Restore, regenerate, revive

Together, Nick and Victoria are running, restoring and updating the estate of Castle Howard, which includes villages, woodland and farmland, as well as the visitor attraction of the main house (treasures inside include paintings by Rubens and Reynolds). They have what they call “an ambitious but necessary masterplan” to evolve the way the varied estate is managed, and respond to “the climate and biodiversity emergencies and a lack of rural housing and services”.

Their ambitions go well beyond restoring and preserving the unique architectural features of Castle Howard, though that in itself could be a lifetime’s endeavour. The “purposeful development” plan will seek to “restore, regenerate and revive”. That includes fostering the conditions for richer biodiversity of the grounds; supporting sustainable farming practices; and creating better infrastructure for local communities of villages here, including building quality new housing.

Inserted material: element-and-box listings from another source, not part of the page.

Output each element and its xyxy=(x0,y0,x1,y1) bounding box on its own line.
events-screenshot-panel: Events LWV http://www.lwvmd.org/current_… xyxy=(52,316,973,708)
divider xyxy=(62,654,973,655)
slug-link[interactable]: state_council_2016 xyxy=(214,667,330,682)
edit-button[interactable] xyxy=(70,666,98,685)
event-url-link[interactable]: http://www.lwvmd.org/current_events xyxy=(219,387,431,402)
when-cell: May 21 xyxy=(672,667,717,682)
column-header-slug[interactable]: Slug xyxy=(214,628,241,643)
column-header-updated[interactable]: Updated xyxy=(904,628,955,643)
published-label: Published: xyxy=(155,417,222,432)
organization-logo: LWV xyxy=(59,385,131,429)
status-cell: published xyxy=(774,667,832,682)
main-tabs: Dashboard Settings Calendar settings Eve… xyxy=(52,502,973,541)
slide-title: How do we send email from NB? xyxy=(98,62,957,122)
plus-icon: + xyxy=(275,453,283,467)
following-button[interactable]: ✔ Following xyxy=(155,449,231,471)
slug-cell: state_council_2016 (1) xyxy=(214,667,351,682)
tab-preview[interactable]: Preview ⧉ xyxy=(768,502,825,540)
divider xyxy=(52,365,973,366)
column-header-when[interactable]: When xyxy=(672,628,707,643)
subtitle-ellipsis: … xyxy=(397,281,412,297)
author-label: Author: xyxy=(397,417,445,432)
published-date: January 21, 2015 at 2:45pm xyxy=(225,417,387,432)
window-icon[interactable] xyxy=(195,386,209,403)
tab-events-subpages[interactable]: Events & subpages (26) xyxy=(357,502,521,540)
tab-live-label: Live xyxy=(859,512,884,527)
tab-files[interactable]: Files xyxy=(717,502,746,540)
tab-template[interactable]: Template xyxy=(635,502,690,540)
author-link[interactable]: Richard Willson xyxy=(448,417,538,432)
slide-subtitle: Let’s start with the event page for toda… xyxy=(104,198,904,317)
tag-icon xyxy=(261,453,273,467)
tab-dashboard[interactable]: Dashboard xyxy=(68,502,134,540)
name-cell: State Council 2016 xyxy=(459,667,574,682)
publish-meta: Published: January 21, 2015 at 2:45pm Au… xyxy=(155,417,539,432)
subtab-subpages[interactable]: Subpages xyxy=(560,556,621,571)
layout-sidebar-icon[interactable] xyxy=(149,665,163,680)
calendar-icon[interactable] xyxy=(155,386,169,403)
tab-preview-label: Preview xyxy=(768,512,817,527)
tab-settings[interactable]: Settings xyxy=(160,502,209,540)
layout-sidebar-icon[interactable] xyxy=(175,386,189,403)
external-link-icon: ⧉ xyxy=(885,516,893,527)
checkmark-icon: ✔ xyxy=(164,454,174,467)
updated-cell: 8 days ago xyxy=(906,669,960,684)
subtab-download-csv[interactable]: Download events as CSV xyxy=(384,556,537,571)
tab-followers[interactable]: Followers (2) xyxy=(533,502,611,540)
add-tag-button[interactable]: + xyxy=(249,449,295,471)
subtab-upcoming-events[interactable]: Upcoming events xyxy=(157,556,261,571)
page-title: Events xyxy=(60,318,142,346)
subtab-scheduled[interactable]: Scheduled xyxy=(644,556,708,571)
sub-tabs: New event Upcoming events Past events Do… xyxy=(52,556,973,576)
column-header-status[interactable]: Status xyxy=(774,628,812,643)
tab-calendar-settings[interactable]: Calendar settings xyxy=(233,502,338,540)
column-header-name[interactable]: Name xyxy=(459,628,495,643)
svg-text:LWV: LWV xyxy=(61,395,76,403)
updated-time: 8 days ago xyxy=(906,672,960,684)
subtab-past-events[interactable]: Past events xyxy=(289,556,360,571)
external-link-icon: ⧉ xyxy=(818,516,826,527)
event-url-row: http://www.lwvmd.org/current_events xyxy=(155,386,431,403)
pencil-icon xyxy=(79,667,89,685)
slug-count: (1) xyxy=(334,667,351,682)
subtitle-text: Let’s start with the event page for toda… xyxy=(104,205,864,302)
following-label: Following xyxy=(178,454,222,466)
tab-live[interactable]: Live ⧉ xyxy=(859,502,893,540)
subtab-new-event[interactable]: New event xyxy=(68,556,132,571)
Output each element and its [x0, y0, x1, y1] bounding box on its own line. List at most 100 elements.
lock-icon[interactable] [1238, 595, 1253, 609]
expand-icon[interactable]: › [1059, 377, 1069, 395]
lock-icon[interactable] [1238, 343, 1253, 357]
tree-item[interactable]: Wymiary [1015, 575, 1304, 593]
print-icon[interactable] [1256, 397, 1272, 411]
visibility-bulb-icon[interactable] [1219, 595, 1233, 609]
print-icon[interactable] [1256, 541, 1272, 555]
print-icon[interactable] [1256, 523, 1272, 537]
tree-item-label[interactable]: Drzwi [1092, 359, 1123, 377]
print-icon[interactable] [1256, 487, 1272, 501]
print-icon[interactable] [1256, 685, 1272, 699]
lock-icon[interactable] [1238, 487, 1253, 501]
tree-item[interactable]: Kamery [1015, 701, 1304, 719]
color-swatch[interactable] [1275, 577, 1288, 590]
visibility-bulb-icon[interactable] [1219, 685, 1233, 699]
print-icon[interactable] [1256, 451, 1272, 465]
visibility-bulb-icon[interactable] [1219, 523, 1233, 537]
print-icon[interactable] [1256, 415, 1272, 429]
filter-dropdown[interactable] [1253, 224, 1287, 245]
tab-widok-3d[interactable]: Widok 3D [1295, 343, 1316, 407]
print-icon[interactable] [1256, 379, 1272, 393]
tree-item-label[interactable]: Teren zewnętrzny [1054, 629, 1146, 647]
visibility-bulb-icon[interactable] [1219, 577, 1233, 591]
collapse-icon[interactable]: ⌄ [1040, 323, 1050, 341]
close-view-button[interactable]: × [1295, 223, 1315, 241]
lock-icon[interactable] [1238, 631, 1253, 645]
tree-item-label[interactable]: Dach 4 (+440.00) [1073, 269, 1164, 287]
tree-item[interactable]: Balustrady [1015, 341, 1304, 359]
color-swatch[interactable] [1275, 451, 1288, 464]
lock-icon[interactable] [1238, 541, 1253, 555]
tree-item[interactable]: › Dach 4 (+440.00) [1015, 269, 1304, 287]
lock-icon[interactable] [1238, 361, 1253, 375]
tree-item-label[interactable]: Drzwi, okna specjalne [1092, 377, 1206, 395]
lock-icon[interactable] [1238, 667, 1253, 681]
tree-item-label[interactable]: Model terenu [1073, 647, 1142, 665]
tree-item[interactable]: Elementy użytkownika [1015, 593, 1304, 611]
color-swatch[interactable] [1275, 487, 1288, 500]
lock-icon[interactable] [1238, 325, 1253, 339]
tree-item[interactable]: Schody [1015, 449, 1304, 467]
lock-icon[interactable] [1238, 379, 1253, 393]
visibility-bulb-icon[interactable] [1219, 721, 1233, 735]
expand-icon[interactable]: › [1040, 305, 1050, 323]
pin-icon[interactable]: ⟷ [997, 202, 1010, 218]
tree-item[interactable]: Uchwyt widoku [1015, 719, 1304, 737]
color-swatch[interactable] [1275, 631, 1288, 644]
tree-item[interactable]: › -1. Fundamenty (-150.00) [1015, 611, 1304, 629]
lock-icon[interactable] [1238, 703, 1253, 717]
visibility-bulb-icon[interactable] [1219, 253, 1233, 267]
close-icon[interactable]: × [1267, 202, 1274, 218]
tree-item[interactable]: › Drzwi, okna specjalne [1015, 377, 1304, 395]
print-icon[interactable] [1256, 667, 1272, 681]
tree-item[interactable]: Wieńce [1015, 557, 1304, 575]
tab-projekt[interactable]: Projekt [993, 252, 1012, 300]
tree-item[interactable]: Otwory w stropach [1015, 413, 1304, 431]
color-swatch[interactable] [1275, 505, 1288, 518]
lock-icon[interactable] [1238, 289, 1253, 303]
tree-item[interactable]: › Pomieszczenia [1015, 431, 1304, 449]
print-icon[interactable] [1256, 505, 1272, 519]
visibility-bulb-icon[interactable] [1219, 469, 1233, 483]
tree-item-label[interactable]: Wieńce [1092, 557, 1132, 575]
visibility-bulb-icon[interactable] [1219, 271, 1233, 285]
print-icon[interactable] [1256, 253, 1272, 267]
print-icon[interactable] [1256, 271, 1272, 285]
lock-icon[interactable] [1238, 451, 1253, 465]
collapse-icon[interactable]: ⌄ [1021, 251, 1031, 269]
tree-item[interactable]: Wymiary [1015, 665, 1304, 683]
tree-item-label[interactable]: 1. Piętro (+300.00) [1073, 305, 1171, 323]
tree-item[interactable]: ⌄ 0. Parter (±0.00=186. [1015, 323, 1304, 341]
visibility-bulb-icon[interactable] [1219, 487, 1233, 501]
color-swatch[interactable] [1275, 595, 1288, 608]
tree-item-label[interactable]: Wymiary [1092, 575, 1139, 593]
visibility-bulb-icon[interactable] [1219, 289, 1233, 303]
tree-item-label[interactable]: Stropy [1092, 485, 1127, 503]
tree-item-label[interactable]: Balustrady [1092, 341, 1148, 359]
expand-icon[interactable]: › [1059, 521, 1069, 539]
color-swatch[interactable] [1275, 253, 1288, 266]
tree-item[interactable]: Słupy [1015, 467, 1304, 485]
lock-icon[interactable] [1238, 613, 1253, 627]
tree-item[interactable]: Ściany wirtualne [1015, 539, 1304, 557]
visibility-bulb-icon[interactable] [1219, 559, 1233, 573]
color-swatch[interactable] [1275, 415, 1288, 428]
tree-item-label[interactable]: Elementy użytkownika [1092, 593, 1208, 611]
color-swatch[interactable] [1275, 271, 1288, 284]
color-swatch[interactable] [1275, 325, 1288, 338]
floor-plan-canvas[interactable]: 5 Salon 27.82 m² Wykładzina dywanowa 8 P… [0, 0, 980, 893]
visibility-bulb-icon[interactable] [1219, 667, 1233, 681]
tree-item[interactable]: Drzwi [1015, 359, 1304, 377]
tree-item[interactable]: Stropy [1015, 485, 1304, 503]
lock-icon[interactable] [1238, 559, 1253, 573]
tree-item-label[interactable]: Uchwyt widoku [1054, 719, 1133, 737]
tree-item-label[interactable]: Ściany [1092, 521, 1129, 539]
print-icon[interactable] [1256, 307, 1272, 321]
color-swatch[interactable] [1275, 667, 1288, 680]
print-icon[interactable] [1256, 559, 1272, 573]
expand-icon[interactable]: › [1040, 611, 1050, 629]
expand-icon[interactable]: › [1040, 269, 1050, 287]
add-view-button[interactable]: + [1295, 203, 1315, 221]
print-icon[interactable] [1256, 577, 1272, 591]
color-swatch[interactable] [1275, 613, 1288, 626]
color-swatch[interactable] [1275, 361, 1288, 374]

You need a certain degree of scale to do anything significant in terms of nature and biodiversity

The estate’s mixed-use landscapes are all set in an Area of Outstanding Natural Beauty. “Whatever the land is being used for, we want to leave a legacy of improvement,” says Victoria. “Whether you’re farming or rewilding, it all comes back to that idea that you improve the soil and water. We have a project in its infancy to evaluate the wild release of beavers onto the estate – they’re wonderful ecosystem engineers. Where we continue to farm, we will farm in a sustainable way. You need a certain degree of scale to do anything significant in terms of nature and biodiversity. I think we’ve just about got enough scale to make a significant contribution, and that’s very exciting.”

Country estate as ecosystem

The Howards are not the only custodians of a historic property who are focused on sustainability. Isabella Tree’s bestselling 2018 book Wilding put a spotlight on the transformation of the Knepp Estate in Sussex, while at Blenheim Palace, Oxfordshire – also a legacy of Vanbrugh and Hawksmoor – visitors will find previously manicured grounds turned over to wildflowers and pollinators.

One of the reasons the Howards’ vision can be on a sweeping scale is that they have an uncommonly high level of creative control. “There has been a tendency on estates to see the visitor attraction of the house as one thing, and then to see the rest of the estate – farming, forestry, whatever – as separate. And on a lot of estates they have different ownership structures or are run by different boards,” says Victoria. “Whereas what we are trying to do is see the estate holistically, as totally interrelated.”

I don’t want my grandchildren looking at what we do in 50 years’ time and saying, ‘How could they?’ I want them not to realise, in some ways, that this was our development

She and Nick are retro-fitting some existing buildings on the estate to be more energy efficient, and overseeing the design and building of new homes to be both sustainable and architecturally sympathetic to the surroundings. In an area of rural Yorkshire short on housing and infrastructure, they are planning to add 400 to 700 new homes, including affordable housing, to the existing properties. “This is going to be probably the most visible part of our legacy,” says Nick. “So from an entirely selfish point of view, I don’t want my grandchildren looking at what we do in 50 years’ time and saying, ‘How could they?’ I want them not to realise, in some ways, that this was our development.”

Whether or not visitors realise the full extent of the “purposeful development vision” for biodiversity, custodianship and communities, what do the couple hope visitors to Castle Howard will take away from the experience? “It’s easy to think of somewhere like this as effectively being a museum,” says Nick. “The thing that would tell me we’re successful is if people come away surprised that they’re not just walking into history, but they’re walking into something that’s alive, something that has a future as well as a past.”